DeChambeau is down to No. 102, falling out of the top 100 for the first time since July of 2017. Later that month, DeChambeau won the John Deere Classic for his first of nine PGA Tour titles.
Of course, most of DeChambeau's precipitous drop—he was still in the top 30 this past summer—can be attributed to his move to LIV Golf. Currently, LIV events can't reward world ranking points, something the new league is in a legal battle over.
After a T-8 at last year's Open Championship, DeChambeau was ranked No. 28. But in the six months since, the Asian Tour's Saudi International is the only OWGR-sanctioned event the 29-year-old Californian has played in.
His fall, however, hasn't all been due to switching tours. Following a two-win campaign in 2020-2021, and often-injured DeChambeau only played in four non-major, stroke-play events on the PGA Tour in 2022, missing the cut in all four.
And it's not like he's been lighting it up on the LIV Tour. In seven starts last year, he had three top 10s and zero podiums (top threes) while finishing 26th on the league's inaugural money list.
Not that Bryson seems too broken up about his world ranking situation.

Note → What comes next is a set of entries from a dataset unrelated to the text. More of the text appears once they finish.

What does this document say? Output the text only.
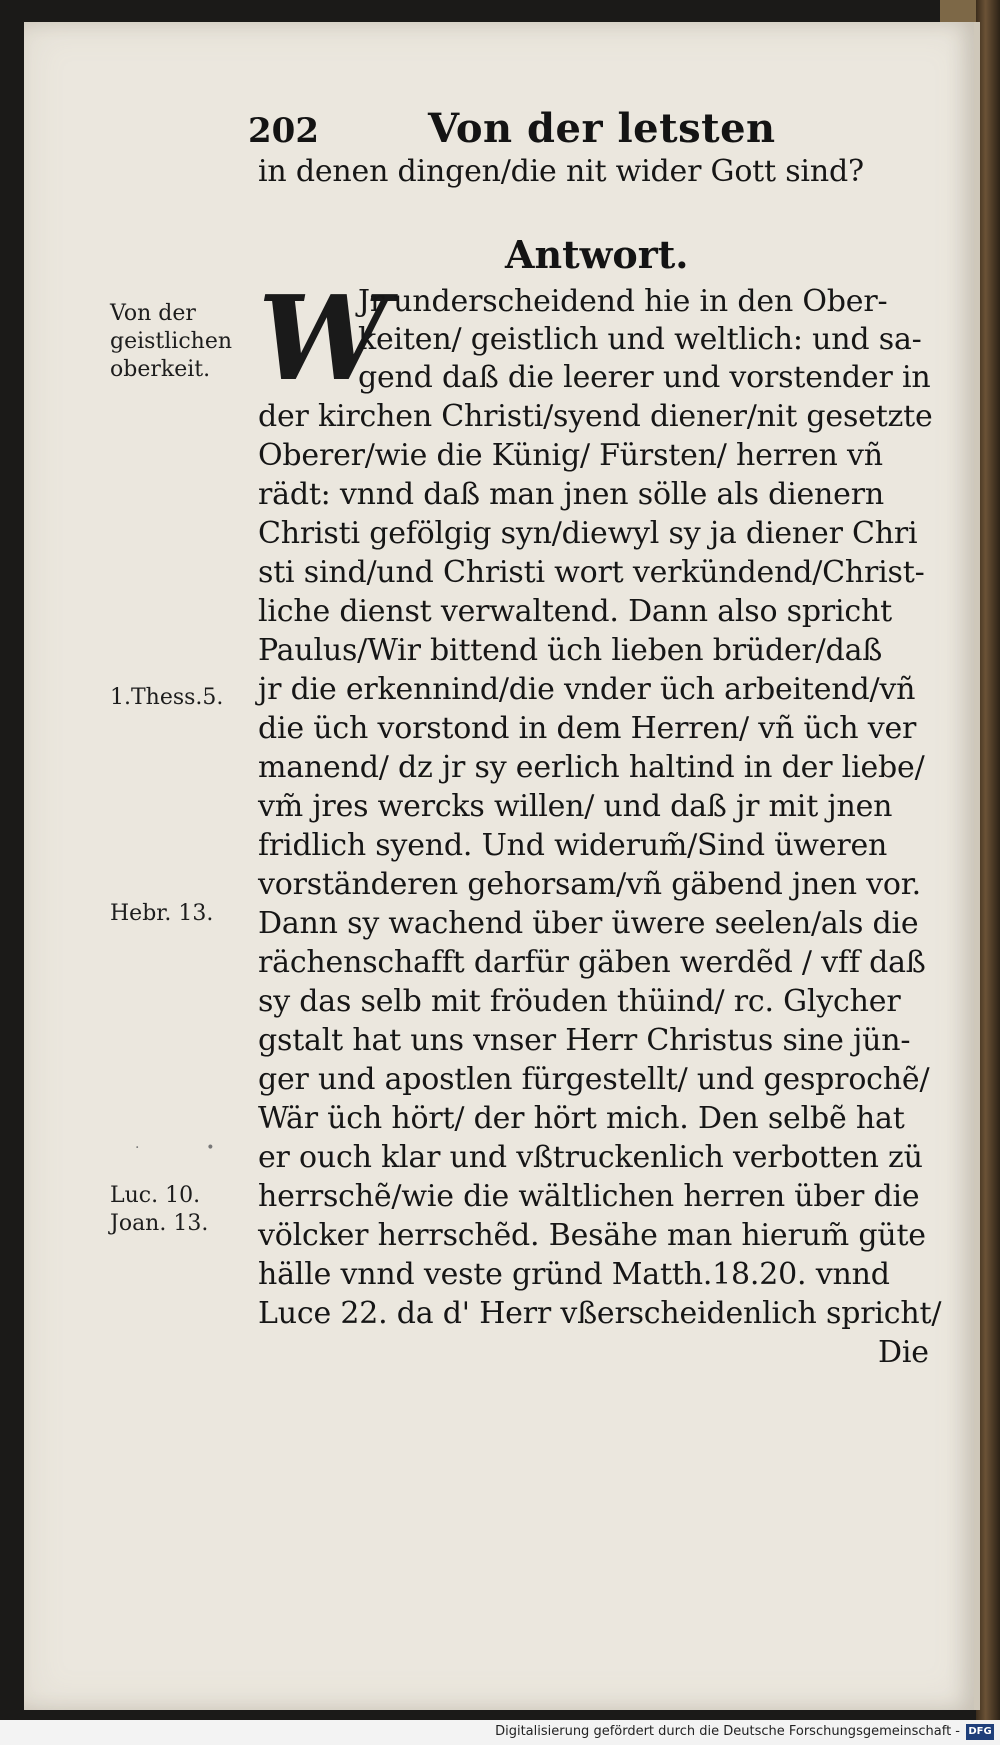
202	Von der letsten
in denen dingen/die nit wider Gott sind?
Antwort.
W
Jr underscheidend hie in den Ober-
keiten/ geistlich und weltlich: und sa-
gend daß die leerer und vorstender in
der kirchen Christi/syend diener/nit gesetzte
Oberer/wie die Künig/ Fürsten/ herren vñ
rädt: vnnd daß man jnen sölle als dienern
Christi gefölgig syn/diewyl sy ja diener Chri
sti sind/und Christi wort verkündend/Christ-
liche dienst verwaltend. Dann also spricht
Paulus/Wir bittend üch lieben brüder/daß
jr die erkennind/die vnder üch arbeitend/vñ
die üch vorstond in dem Herren/ vñ üch ver
manend/ dz jr sy eerlich haltind in der liebe/
vm̃ jres wercks willen/ und daß jr mit jnen
fridlich syend. Und widerum̃/Sind üweren
vorständeren gehorsam/vñ gäbend jnen vor.
Dann sy wachend über üwere seelen/als die
rächenschafft darfür gäben werdẽd / vff daß
sy das selb mit fröuden thüind/ rc. Glycher
gstalt hat uns vnser Herr Christus sine jün-
ger und apostlen fürgestellt/ und gesprochẽ/
Wär üch hört/ der hört mich. Den selbẽ hat
er ouch klar und vßtruckenlich verbotten zü
herrschẽ/wie die wältlichen herren über die
völcker herrschẽd. Besähe man hierum̃ güte
hälle vnnd veste gründ Matth.18.20. vnnd
Luce 22. da d' Herr vßerscheidenlich spricht/
Die
Von der
geistlichen
oberkeit.
1.Thess.5.
Hebr. 13.
·               •
Luc. 10.
Joan. 13.
Digitalisierung gefördert durch die Deutsche Forschungsgemeinschaft - DFG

On Tuesday, this video of him playfully promoting the LIV team he captains, The Crushers, went live:
Cam Smith is the highest-ranked LIV golfer at No. 4, followed by No. 23 Joaquin Niemann and No. 26 Abraham Ancer, who won in Saudi Arabia on Sunday. No. 50 Dustin Johnson is poised to fall out of the top 50 next week.
DeChambeau jumped into the top five for the first time with his victory at the 2020 U.S. Open, which gave him a 10-year exemption into that tournament and a five-year exemption into the other three majors. In 2021, DeChambeau reached as high as No. 4.